En la cima de esos rascacielos invertidos, inquietante principio para una parábola sobre el mal, es donde habita el diablo, el negativo de Dios, rodeado de un cristal que es la puerta del fuego, hoguera de vanidades donde se cuecen destinos y se deshacen los sueños, lugar en el que se junta el Maligno con los que merecen el castigo y el sufrimiento antes de ser despojados del alma. Allí arriba, en las alturas, detrás de sofás de cuero y merodeando por elegantes mesas de despacho es donde vuela el ángel caído.
Esta película era la que estaba destinada a ser dirigida por M. Night Shyamalan antes de que un cheque con muchos ceros le hiciera candidato perfecto para hacerse cargo de los mandos de esa maniobra comercial y descarada que fue Airbender. Aún así dejó el guión escrito y se comprometió a poner el dinero en una fábula que habla sobre el mal, sobre el destino que hace encajar sus piezas para que sea realidad la imaginación de Lucifer y, ante todo, sobre el perdón que se antoja esa cualidad que tenemos tan inútilmente arrinconada y sobre la que dejamos que crezcan tantas telarañas sobre ella que ni siquiera tenemos el recuerdo de haberla utilizado con el verdadero sentimiento de conseguir la paz y otorgar la redención al culpable. Y precisamente esa cualidad tan olvidada es la única que poseemos contra la que el diablo no puede luchar.
Un ascensor en el que coinciden cinco personas y una de ellas es el señor de todos los males, el vengador sin piedad contra las almas que huyeron sin castigo. Dentro de la interesante trama puramente policiaca que plantea la película, no es una de esas que nos sobrecoja con sustos y, de hecho, aparece alguna que otra ingenuidad que hace que todo el conjunto pierda cierta fuerza y resulta más un cuento fantástico, más bien corto, que un relato de horror con largas manos. Hay aciertos considerables como todas las secuencias aéreas acompañadas de un música climática y precisa de Fernando Velázquez y algún que otro corte más cercano a la conveniencia que a la sala de montaje para que todo quede bien cerradito y con rasgos de evidencia que pueden causar el sonrojo de algún incauto.
En todo caso, hay instantes de una cierta agudeza que, de cualquier modo, parecen indicar que a esta película le hubiera bastado un pase televisivo en cualquiera de los maravillosos programas de Chicho Ibáñez Serrador para conseguir ser una historia para no dormir y entrar en los anales del terror con rostros velados de oro y angustia. No es así. Siendo una idea de partida más que prometedora, la moraleja de todo el asunto se queda en un bienintencionado desenlace que encamina hacia el optimismo y el mensaje ligeramente bisoño empaña lo que podría haber sido una fábula más que estimable.

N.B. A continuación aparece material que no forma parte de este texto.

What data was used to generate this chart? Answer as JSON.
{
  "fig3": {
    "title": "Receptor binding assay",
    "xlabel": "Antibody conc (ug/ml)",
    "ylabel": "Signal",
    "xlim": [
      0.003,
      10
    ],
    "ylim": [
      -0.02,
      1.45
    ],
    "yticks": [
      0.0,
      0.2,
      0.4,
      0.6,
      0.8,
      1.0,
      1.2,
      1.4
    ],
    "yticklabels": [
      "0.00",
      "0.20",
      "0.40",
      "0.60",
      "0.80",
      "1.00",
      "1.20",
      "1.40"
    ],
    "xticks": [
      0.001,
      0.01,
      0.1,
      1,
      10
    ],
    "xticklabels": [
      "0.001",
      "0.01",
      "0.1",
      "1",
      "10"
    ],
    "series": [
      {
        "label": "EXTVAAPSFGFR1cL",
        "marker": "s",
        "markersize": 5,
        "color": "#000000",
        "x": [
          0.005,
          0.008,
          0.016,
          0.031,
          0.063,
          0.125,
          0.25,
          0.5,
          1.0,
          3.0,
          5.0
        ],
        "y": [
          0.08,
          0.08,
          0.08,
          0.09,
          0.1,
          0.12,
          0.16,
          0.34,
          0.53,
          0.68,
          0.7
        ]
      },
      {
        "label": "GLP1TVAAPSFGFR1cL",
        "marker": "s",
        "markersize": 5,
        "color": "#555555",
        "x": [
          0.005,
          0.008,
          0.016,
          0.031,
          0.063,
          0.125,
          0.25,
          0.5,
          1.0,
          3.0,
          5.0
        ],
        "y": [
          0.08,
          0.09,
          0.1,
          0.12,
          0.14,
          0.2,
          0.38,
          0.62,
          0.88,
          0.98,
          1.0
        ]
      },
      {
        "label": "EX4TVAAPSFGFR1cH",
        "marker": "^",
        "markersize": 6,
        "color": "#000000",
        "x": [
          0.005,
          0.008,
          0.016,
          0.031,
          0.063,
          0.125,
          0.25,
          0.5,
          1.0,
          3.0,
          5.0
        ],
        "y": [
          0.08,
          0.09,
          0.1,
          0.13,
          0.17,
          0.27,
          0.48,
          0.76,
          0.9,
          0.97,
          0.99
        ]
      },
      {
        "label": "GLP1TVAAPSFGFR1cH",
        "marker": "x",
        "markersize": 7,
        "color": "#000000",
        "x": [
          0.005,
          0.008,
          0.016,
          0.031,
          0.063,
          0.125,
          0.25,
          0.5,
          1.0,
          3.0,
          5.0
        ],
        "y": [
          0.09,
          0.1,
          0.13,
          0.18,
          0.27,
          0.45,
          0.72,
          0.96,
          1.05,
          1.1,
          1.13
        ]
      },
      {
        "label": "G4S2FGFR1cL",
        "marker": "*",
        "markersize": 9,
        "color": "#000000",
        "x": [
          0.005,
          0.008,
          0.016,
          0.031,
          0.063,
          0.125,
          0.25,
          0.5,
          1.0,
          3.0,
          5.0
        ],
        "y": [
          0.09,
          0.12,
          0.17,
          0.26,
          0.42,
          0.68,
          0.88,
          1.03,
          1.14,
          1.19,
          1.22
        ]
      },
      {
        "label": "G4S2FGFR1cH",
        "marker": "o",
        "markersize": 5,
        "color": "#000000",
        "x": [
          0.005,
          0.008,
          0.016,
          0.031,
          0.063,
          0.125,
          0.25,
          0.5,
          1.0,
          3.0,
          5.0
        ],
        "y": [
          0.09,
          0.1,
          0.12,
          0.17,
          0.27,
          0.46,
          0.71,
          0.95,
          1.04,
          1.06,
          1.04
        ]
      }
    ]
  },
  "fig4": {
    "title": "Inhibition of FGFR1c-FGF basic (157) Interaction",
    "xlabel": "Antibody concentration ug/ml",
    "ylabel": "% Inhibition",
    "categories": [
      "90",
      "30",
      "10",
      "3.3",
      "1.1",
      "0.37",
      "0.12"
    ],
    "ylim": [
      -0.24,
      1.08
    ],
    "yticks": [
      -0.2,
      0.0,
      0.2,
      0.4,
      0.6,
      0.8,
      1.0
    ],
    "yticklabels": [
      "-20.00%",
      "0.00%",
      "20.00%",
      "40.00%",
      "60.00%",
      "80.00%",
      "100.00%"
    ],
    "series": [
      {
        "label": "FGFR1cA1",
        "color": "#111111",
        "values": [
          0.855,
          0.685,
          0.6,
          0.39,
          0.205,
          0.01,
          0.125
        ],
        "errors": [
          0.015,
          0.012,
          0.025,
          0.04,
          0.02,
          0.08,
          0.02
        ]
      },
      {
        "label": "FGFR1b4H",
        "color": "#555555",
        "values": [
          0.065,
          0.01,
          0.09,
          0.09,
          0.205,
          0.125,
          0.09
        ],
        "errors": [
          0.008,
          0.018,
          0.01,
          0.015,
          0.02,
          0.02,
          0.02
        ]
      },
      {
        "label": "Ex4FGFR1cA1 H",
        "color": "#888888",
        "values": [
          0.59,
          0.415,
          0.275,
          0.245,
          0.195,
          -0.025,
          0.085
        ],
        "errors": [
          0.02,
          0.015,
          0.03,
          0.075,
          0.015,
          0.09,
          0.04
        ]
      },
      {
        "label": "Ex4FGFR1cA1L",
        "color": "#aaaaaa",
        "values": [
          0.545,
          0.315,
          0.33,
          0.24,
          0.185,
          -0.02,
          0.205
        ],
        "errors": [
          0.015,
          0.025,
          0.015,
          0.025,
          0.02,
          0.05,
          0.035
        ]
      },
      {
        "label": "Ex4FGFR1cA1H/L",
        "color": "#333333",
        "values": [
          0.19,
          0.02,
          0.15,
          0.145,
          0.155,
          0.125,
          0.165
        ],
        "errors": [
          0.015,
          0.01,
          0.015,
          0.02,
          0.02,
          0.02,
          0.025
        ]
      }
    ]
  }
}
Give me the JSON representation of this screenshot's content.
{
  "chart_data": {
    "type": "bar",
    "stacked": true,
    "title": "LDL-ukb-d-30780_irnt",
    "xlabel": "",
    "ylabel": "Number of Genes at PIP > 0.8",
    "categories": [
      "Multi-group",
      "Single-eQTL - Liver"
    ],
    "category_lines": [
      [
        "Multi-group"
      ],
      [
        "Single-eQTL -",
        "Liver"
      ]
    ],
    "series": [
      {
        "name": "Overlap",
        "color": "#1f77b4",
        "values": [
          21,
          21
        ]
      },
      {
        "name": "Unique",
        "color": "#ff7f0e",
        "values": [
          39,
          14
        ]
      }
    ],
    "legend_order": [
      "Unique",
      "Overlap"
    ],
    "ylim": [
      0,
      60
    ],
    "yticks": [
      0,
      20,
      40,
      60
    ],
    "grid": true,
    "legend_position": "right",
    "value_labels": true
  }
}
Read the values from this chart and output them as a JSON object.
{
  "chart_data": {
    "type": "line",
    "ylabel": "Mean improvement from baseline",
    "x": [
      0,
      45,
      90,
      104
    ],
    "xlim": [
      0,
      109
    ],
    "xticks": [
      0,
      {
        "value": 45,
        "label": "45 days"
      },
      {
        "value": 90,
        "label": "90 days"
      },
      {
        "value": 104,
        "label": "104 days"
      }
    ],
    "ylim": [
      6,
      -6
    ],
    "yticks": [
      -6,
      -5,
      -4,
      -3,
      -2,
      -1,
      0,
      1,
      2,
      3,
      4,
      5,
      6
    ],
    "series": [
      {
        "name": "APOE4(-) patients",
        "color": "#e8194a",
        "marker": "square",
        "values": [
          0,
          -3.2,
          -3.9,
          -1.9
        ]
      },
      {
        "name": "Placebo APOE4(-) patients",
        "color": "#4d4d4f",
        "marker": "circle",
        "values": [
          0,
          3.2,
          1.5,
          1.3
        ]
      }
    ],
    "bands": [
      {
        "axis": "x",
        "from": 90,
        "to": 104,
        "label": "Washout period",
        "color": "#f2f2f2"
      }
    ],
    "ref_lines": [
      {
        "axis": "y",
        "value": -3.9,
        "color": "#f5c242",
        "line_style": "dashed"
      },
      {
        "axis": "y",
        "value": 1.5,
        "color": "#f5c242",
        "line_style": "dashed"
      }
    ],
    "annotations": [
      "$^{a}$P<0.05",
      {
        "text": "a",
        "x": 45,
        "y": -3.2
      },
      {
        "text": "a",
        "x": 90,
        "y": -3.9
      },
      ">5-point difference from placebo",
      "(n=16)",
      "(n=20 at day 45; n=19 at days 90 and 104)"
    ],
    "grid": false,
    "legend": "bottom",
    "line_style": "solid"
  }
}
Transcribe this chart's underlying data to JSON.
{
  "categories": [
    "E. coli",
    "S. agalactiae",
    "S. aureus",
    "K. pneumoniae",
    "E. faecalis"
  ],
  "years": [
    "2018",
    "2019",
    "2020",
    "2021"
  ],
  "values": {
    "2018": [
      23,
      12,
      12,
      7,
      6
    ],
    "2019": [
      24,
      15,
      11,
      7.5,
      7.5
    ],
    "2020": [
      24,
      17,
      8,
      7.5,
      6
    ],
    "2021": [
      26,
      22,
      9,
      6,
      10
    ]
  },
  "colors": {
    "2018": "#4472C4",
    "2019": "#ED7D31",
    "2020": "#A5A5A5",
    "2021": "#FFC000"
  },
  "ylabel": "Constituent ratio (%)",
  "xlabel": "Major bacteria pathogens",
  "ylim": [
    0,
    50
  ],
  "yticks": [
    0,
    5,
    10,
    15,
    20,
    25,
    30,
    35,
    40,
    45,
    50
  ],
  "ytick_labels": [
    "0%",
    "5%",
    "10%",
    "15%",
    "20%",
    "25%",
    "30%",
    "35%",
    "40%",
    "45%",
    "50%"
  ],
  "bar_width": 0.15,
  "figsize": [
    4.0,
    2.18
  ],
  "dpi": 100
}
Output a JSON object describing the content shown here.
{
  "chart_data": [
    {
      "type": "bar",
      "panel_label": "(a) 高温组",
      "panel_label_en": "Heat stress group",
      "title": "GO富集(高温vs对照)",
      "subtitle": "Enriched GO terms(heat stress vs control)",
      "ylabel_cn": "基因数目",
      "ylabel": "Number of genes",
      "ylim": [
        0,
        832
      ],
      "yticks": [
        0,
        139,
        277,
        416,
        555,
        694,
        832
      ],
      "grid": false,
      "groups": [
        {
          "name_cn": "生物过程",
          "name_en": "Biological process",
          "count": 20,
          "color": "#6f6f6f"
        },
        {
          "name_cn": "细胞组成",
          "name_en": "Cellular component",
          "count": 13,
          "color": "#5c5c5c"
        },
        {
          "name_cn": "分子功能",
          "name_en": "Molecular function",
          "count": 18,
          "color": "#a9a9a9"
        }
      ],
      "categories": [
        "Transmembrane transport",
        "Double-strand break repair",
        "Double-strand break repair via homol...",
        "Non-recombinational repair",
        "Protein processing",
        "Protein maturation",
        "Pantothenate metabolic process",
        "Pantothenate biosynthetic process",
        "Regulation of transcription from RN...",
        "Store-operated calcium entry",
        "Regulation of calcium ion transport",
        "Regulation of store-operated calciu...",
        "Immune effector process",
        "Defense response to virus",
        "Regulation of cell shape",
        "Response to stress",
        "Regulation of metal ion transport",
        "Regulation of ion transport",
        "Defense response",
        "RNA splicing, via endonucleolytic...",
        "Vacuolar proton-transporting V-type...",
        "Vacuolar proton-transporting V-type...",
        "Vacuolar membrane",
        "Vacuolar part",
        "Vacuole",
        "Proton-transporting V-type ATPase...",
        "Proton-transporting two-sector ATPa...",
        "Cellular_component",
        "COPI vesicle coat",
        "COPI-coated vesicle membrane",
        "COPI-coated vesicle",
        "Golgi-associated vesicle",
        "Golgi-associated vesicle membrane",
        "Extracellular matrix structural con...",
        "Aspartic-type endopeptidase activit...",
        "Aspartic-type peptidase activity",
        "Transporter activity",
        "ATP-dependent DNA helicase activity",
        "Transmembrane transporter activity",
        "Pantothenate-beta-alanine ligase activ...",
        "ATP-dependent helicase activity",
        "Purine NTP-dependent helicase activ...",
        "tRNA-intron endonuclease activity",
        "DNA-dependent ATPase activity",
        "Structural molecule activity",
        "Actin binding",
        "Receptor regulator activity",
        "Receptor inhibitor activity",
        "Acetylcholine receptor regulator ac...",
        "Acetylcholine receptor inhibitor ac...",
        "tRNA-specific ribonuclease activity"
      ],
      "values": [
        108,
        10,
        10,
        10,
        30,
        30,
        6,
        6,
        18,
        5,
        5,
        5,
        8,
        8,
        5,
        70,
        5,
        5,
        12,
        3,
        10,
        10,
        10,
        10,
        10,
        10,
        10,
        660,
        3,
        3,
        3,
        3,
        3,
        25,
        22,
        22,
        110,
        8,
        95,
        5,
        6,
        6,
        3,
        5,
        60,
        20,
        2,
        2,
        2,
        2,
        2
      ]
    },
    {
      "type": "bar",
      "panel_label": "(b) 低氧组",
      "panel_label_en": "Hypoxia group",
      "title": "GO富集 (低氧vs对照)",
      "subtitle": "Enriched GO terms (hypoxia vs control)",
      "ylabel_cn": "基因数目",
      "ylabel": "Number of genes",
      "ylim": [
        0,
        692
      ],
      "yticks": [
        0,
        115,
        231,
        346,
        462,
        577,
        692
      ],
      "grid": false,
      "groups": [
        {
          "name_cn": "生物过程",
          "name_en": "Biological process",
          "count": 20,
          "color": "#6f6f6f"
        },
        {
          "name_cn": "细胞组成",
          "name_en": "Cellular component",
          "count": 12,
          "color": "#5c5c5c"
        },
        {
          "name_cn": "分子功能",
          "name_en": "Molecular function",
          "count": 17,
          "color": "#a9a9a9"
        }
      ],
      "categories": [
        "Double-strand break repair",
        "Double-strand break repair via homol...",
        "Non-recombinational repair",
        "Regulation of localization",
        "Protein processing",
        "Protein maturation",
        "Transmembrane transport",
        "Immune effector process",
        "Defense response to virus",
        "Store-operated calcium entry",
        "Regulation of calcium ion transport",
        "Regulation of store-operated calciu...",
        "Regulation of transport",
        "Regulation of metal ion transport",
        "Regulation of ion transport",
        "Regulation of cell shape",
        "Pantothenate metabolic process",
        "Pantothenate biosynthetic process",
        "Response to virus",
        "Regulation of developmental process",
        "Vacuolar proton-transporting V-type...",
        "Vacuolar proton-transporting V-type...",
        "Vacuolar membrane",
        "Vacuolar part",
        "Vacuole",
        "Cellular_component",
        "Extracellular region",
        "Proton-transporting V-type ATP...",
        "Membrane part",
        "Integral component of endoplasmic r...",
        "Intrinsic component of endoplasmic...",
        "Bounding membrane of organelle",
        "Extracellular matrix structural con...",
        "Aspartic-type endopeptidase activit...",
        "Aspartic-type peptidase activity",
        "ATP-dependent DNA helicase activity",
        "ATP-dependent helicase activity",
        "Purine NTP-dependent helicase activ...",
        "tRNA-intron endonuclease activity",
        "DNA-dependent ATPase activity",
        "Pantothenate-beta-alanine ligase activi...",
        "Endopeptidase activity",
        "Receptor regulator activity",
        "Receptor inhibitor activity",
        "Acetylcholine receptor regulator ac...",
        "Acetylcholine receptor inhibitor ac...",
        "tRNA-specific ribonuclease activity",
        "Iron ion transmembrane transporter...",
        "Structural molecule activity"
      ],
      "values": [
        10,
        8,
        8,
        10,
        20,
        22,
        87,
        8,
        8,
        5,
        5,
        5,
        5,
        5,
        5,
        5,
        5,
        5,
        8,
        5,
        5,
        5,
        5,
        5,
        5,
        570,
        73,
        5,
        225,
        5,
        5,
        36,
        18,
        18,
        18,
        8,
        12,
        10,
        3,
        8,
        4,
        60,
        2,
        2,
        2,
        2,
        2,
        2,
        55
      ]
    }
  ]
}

Lo cierto es que hay mucha verdad cuando un personaje de la película llega a decir: “Cada vez que nos mentimos a nosotros mismos y fingimos ser quien no somos, nos acercamos un poco más a él”. Y no deja de tener una parte de razón que puntúa nuestras vidas mediocres por mucho que queramos ascender hacia la cumbre sin coger las escaleras. El hombre que perdona tiene la seguridad de que si hay un diablo, por fuerza tiene que haber un Dios y dejar que el dolor duerma también es la mejor solución para quien no puede conciliar el sueño porque lo ha perdido todo en el borde de una cuneta. Las piezas siguen encajando pues, tal vez, el diablo no sea el señor de los infiernos sino el justiciero del cielo, el que, finalmente, hace sufrir a quien se lo merece, el que se presenta bajo una apariencia de rechazo para seguir sirviendo a quien fue siempre su señor. Todo esto es un cuento, una mentira...pero yo sé que en algún lugar de mi interior se halla el bien y también el mal y siempre suben en un ascensor que yo no puedo controlar.